2. Mesh Analysis & Super Mesh

Mesh : Mesh analysis (or the mesh current method) is a method that is used to solve planar circuits for the currents (and indirectly the voltages) at any place in the electrical circuit.

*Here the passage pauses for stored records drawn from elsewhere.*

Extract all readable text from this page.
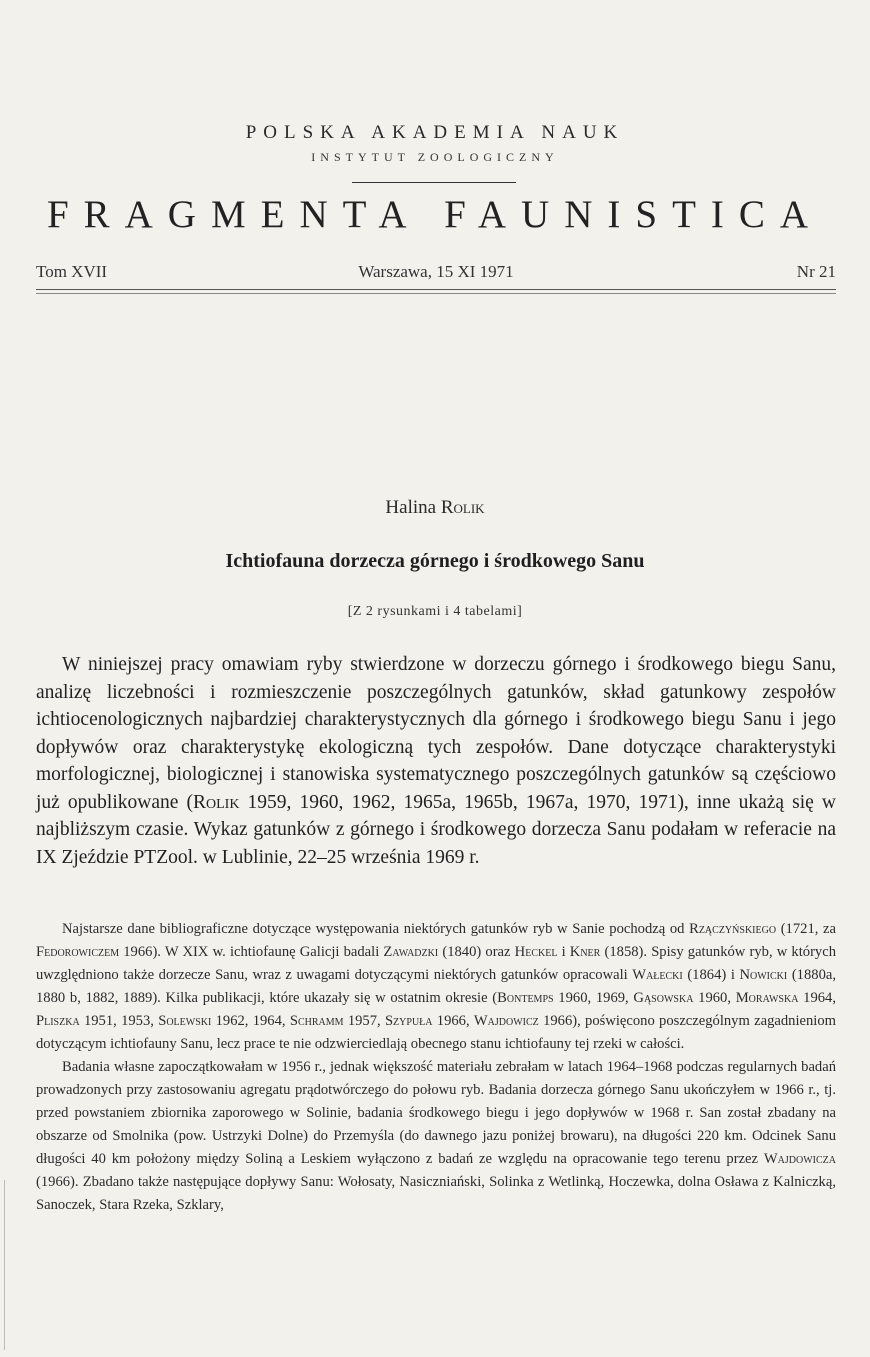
POLSKA AKADEMIA NAUK
INSTYTUT ZOOLOGICZNY
FRAGMENTA FAUNISTICA
Tom XVII	Warszawa, 15 XI 1971	Nr 21
Halina Rolik
Ichtiofauna dorzecza górnego i środkowego Sanu
[Z 2 rysunkami i 4 tabelami]

W niniejszej pracy omawiam ryby stwierdzone w dorzeczu górnego i środkowego biegu Sanu, analizę liczebności i rozmieszczenie poszczególnych gatunków, skład gatunkowy zespołów ichtiocenologicznych najbardziej charakterystycznych dla górnego i środkowego biegu Sanu i jego dopływów oraz charakterystykę ekologiczną tych zespołów. Dane dotyczące charakterystyki morfologicznej, biologicznej i stanowiska systematycznego poszczególnych gatunków są częściowo już opublikowane (Rolik 1959, 1960, 1962, 1965a, 1965b, 1967a, 1970, 1971), inne ukażą się w najbliższym czasie. Wykaz gatunków z górnego i środkowego dorzecza Sanu podałam w referacie na IX Zjeździe PTZool. w Lublinie, 22–25 września 1969 r.

Najstarsze dane bibliograficzne dotyczące występowania niektórych gatunków ryb w Sanie pochodzą od Rzączyńskiego (1721, za Fedorowiczem 1966). W XIX w. ichtiofaunę Galicji badali Zawadzki (1840) oraz Heckel i Kner (1858). Spisy gatunków ryb, w których uwzględniono także dorzecze Sanu, wraz z uwagami dotyczącymi niektórych gatunków opracowali Wałecki (1864) i Nowicki (1880a, 1880 b, 1882, 1889). Kilka publikacji, które ukazały się w ostatnim okresie (Bontemps 1960, 1969, Gąsowska 1960, Morawska 1964, Pliszka 1951, 1953, Solewski 1962, 1964, Schramm 1957, Szypuła 1966, Wajdowicz 1966), poświęcono poszczególnym zagadnieniom dotyczącym ichtiofauny Sanu, lecz prace te nie odzwierciedlają obecnego stanu ichtiofauny tej rzeki w całości.

Badania własne zapoczątkowałam w 1956 r., jednak większość materiału zebrałam w latach 1964–1968 podczas regularnych badań prowadzonych przy zastosowaniu agregatu prądotwórczego do połowu ryb. Badania dorzecza górnego Sanu ukończyłem w 1966 r., tj. przed powstaniem zbiornika zaporowego w Solinie, badania środkowego biegu i jego dopływów w 1968 r. San został zbadany na obszarze od Smolnika (pow. Ustrzyki Dolne) do Przemyśla (do dawnego jazu poniżej browaru), na długości 220 km. Odcinek Sanu długości 40 km położony między Soliną a Leskiem wyłączono z badań ze względu na opracowanie tego terenu przez Wajdowicza (1966). Zbadano także następujące dopływy Sanu: Wołosaty, Nasiczniański, Solinka z Wetlinką, Hoczewka, dolna Osława z Kalniczką, Sanoczek, Stara Rzeka, Szklary,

Planar circuits are circuits that can be drawn on a plane surface with no wires crossing each other.

Steps to solve a Mesh problem

step 1 : Give Direction to the Current flowing in Loops

step 2 : Apply KVL and get no.of equations

step 3 : Put Equations in Simultaneous Mode of scientific Calculator and Solve

step 4 : You will Now get value of \(I_3\) \(I_2\) \(I_3\) ......\(I_n\)

Example :

Apply Mesh to Following Circuit :

Apply KVL to loop 1

5\(I_1\)+2\(I_1\)-2\(I_2\)-25=0

7\(I_1\)-2\(I_2\)+0\(I_3\)=25 --- Eqn 1

Apply KVL to loop 2

2\(I_2\)-2\(I_1\)+3\(I_2\)+4\(I_2\)-4\(I_3\)=0

-2\(I_1\)+9\(I_2\)-4\(I_3\)=0 --- Eqn 2

Apply KVL to loop 3

4\(I_3\)-\(I_2\)+6\(I_3\)=0

0\(I_1\)-4\(I_2\)+10\(I_3\)=0 --- Eqn 3

Solve Eqn 1,2,3 Simultaneously we get,

7\(I_1\)-2\(I_2\)+0\(I_3\)=25 --- Eqn 1

2\(I_1\)+9\(I_2\)-4\(I_3\)=0 --- Eqn 2

0\(I_1\)-4\(I_2\)+10\(I_3\)=0 --- Eqn 3

Ans -

\(I_1\)= 3.315412 Amps

\(I_2\)= -0.89605 Amps

\(I_3\)= -0.35842 Amps

Super Mesh : A supermesh occurs when a current source is contained between

two essential meshes

Example : Supermesh -

Find current through 5Ω Resistor

Apply KVL to Loop 1

10\(I_1\)-10\(I_2\)+5\(I_1\)-5\(I_3\)=50

15\(I_1\)-10\(I_2\)-5\(I_3\)=50 --- Eqn 1

Mesh 2 & Mesh 3 Shares Same current Source due to which a Super mesh is formed

Writing Current Eqution for Super Mesh

\(I_2\)-\(I_3\)=2 --- Eqn 2

Applying KVL to Supermesh

10\(I_2\)-10\(I_1\)+2\(I_2\)+1\(I_3\)+5\(I_3\)-5\(I_1\)=0

-15\(I_1\)+12\(I_2\)+6\(I_3\)=0 --- Eqn 3

Solving Eqn 1,2,3 Simultaneously We get

\(I_1\) = 20 Amps

\(I_2\) = 17.33 Amps

\(I_3\) = 15.33 Amps

hence \(I_{5\Omega}\)=\(I_1\)-\(I_3\)

=20-15.33= 4.67 Amps

∴ \(I_{5\Omega}\)= 4.67 Amps

3. Delta To Star Transformation

Formulae

\( R_{1} = \frac{R_{b} R_{c}}{R_{a} + R_{b} + R_{c}} \)

\( R_{2} = \frac{R_{a} R_{c}}{R_{a} + R_{b} + R_{c}} \)

\( R_{3} = \frac{R_{a} R_{b}}{R_{a} + R_{b} + R_{c}} \)

4. Star to Delta Transformation

Formulae

\( R_{a} = R_{2} + R_{3} + \frac{R_{2} R_{3}}{R_{1}} \)

\( R_{b} = R_{1} + R_{3} + \frac{R_{1} R_{3}}{R_{2}} \)

\( R_{c} = R_{1} + R_{2} + \frac{R_{1} R_{2}}{R_{3}} \)

5.Theorems
a. Superposition Theorem

The voltage or current in any one branch of a linear, passive network can be

determined by considering the effects of each independent source separately.